Never mind that it already had one, as IQ had just swallowed the state-owned Société générale de financement (SGF) for that very reason. But with the hundreds of Finance Department civil servants that would have joined the 450 IQ employees, this new structure was quickly denounced by opposition parties as bloated and bureaucratic. Faced with threats that they would vote against the new bank, the minority PQ government was forced to retreat.

This public defeat did not sit well with the minister who was supposed to oversee the bank, Élaine Zakaib – the bank's name is even in her official title. She replaced IQ's CEO, Jacques Daoust, a former National Bank and Laurentian Bank top executive who had been named by the Liberals, just as he was about to board a flight to the Paris Air Show. Unlike many of his predecessors, Mr. Daoust did not make many waves at IQ in his eight-year tenure, even if he oversaw the merger with the SGF, which generated $15-million in annual savings.

Mr. Daoust's interest in the PQ's new bank was rumoured to be lukewarm, but his real undoing lay in the fact that he was a banker. In a scrum during the Paris Air Show, Ms. Zakaib pushed banker-bashing to new heights as she said that IQ needed a president that would be "more interested in an economic development role than that of a banker."

True, to have a banker run a bank would have been shocking. But what she meant by this is that she expects IQ to take on greater financial risk, to develop Quebec's regions.

"It is not only about returns; we want to be more active," she said. A change so urgent Ms. Zakaib severed Mr.

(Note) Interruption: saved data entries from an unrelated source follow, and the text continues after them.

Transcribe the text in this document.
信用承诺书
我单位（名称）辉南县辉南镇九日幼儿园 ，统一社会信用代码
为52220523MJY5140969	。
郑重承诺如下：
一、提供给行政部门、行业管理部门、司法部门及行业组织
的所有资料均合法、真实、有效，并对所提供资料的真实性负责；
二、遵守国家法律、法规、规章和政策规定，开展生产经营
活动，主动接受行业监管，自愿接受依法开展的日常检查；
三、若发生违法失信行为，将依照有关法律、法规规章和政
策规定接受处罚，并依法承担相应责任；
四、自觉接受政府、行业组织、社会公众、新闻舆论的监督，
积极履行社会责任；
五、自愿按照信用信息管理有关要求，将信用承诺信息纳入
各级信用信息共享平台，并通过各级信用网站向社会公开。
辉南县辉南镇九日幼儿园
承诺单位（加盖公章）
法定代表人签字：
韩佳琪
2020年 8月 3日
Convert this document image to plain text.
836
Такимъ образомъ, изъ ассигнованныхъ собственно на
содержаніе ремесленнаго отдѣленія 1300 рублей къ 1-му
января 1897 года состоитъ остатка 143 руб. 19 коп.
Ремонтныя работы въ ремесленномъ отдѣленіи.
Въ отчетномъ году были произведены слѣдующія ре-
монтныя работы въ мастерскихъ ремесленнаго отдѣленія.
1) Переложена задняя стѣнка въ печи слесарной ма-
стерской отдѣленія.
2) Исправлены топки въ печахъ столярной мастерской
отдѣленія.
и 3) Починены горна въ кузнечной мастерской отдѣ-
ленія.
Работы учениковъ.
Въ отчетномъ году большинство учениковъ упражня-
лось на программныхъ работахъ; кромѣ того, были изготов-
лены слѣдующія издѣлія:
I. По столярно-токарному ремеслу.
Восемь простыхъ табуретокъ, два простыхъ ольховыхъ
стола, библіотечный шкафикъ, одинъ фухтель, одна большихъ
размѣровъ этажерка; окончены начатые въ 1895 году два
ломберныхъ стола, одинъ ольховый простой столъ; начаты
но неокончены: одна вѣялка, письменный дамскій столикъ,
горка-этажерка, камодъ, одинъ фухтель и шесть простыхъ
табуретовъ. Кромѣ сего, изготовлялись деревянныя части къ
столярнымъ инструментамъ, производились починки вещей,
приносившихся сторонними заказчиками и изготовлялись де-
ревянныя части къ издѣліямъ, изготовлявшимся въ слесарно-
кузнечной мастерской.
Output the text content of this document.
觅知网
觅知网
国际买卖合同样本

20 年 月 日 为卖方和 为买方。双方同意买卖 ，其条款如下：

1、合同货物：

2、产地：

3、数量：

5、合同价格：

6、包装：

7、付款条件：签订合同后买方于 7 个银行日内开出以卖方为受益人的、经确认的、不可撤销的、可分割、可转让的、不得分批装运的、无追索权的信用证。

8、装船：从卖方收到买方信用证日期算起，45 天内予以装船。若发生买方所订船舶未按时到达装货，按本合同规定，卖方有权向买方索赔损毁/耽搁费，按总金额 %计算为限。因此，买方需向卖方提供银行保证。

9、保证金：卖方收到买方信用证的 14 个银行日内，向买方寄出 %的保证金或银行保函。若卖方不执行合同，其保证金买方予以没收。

Daoust's contract six months before it was set to expire, at taxpayers' expense.

How much risk does this represent? It is unclear, as IQ shoots for a mere 2-per-cent return in its three-year strategic plan. Moreover, 89 per cent of the more than 1,500 financing deals that IQ authorized in its last financial year were committed to projects in Quebec's regions.

But the choice of IQ's new chairman, Jean-Claude Scraire, reveals a lot about Ms. Marois's intentions.

Mr. Scraire had almost entirely disappeared from the public eye since he left the Caisse de dépôt et placement du Québec in 2002 after seven years at the helm of the pension fund manager. Under his tenure, the Caisse invested $3.1-billion in Quebecor Media so that its cable company Vidéotron Ltée would not fall into the hands of Rogers Communications. This was long held up as an example of political meddling gone wrong. Even if Vidéotron's acquisition proved strategic to Quebecor, the Caisse still hasn't recouped its 2000 investment. But Mr. Scraire's mistakes, both large and small, were largely upstaged by the Caisse's calamitous loss of $40-billion in 2008 under then-chief executive officer Henri-Paul Rousseau.

Mr. Scraire is of the school that Quebec needs to use all of the levers at its disposal to promote its economy. This philosophy is much better suited to IQ, whose official mandate is economic development. Unfortunately, the province's investment arms have a long history of well-intended but botched interventions, from the movie business, to the petrochemical industry to the paper sector.

For a minority government bent on being re-elected as a majority, the temptation to use IQ for political rather than purely investment purposes might prove to be too attractive.